Somerset appears not to have realised quite how furious the King and council were, and the
Crowland Chronicle Continuations
tell us that he returned ‘amid much pomp to England’. He was soon made aware of the anger directed at him when he was refused an audience with the King, instead being banished from court. A chastened Somerset returned to his West Country estates, aware that his career was over and that he was facing a charge of treason. According to the
Crowland Chronicle Continuations
, which appears to be a reliable source for Somerset and his family,
The noble heart of a man of such high rank upon his hearing this most unhappy news [i.e., his banishment], was moved to extreme indignation; and being unable to bear the stain of so great a disgrace, he accelerated his death by putting an end to his existence, it is generally said; preferring thus to cut short his sorrow, rather than pass a life of misery, labouring under so disgraceful a charge.
Somerset died just under a year after the birth of his only child. The charge of suicide cannot be substantiated, but it is certainly a possibility, as he was in the greatest disgrace. Margaret Beaufort had no memory of her father, but she was later associated with Crowland Abbey and would have heard the rumours about her father’s death.

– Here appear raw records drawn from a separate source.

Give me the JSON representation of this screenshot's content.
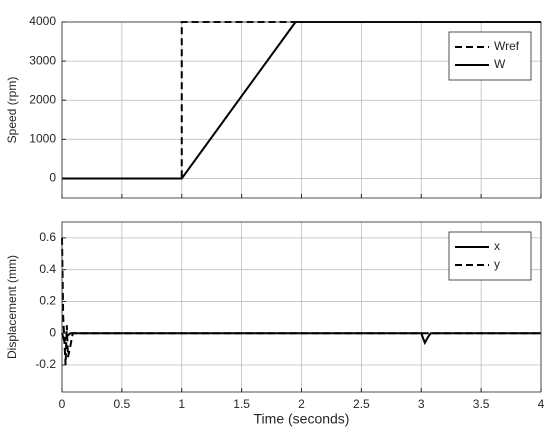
{
  "chart_data": [
    {
      "type": "line",
      "ylabel": "Speed (rpm)",
      "xlim": [
        0,
        4
      ],
      "xticks": [
        0,
        0.5,
        1,
        1.5,
        2,
        2.5,
        3,
        3.5,
        4
      ],
      "show_xtick_labels": false,
      "ylim": [
        -500,
        4000
      ],
      "yticks": [
        0,
        1000,
        2000,
        3000,
        4000
      ],
      "grid": true,
      "legend": "upper right",
      "series": [
        {
          "name": "Wref",
          "color": "#000000",
          "dashed": true,
          "x": [
            0,
            1,
            1,
            4
          ],
          "values": [
            0,
            0,
            4000,
            4000
          ]
        },
        {
          "name": "W",
          "color": "#000000",
          "dashed": false,
          "x": [
            0,
            1,
            1.95,
            4
          ],
          "values": [
            0,
            0,
            4000,
            4000
          ]
        }
      ]
    },
    {
      "type": "line",
      "ylabel": "Displacement (mm)",
      "xlabel": "Time (seconds)",
      "xlim": [
        0,
        4
      ],
      "xticks": [
        0,
        0.5,
        1,
        1.5,
        2,
        2.5,
        3,
        3.5,
        4
      ],
      "show_xtick_labels": true,
      "ylim": [
        -0.37,
        0.7
      ],
      "yticks": [
        -0.2,
        0,
        0.2,
        0.4,
        0.6
      ],
      "grid": true,
      "legend": "upper right",
      "series": [
        {
          "name": "x",
          "color": "#000000",
          "dashed": false,
          "x": [
            0,
            0.02,
            0.04,
            0.07,
            3.0,
            3.03,
            3.06,
            3.08,
            4
          ],
          "values": [
            0,
            -0.05,
            -0.02,
            0,
            0,
            -0.06,
            -0.02,
            0,
            0
          ]
        },
        {
          "name": "y",
          "color": "#000000",
          "dashed": true,
          "x": [
            0,
            0.01,
            0.03,
            0.04,
            0.05,
            0.07,
            0.09,
            4
          ],
          "values": [
            0.6,
            0.1,
            -0.2,
            0.05,
            -0.15,
            -0.08,
            0,
            0
          ]
        }
      ]
    }
  ]
}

In commenting on Somerset’s death, the Crowland chronicler recited a prophecy about the duke, declaring that it had been foreseen that ‘hardly for twice two years endured John’s pride of power’. As a sign of her sympathy for her father, Margaret later paid for a grand tomb to mark his grave and that of her mother at Wimborne Minster in Dorset. Even from her infancy, Margaret Beaufort’s life was subject to the jubilation and miseries of Fortune’s wheel, and she reached her first birthday as both the daughter of a disgraced probable suicide and one of the greatest heiresses in England.
With the disgrace and early death of her father, Margaret, who was only days away from her first birthday, was left in a precarious position. Before he left for France, Margaret’s father had secured the King’s agreement that, in the event of his death, his wife would be left with custody of their child. Whilst Somerset’s younger brother, Edmund Beaufort, inherited the Somerset earldom and some estates entailed on the male line, Margaret was left very wealthy, and certain members of the court began to look greedily towards her wardship and eventual marriage.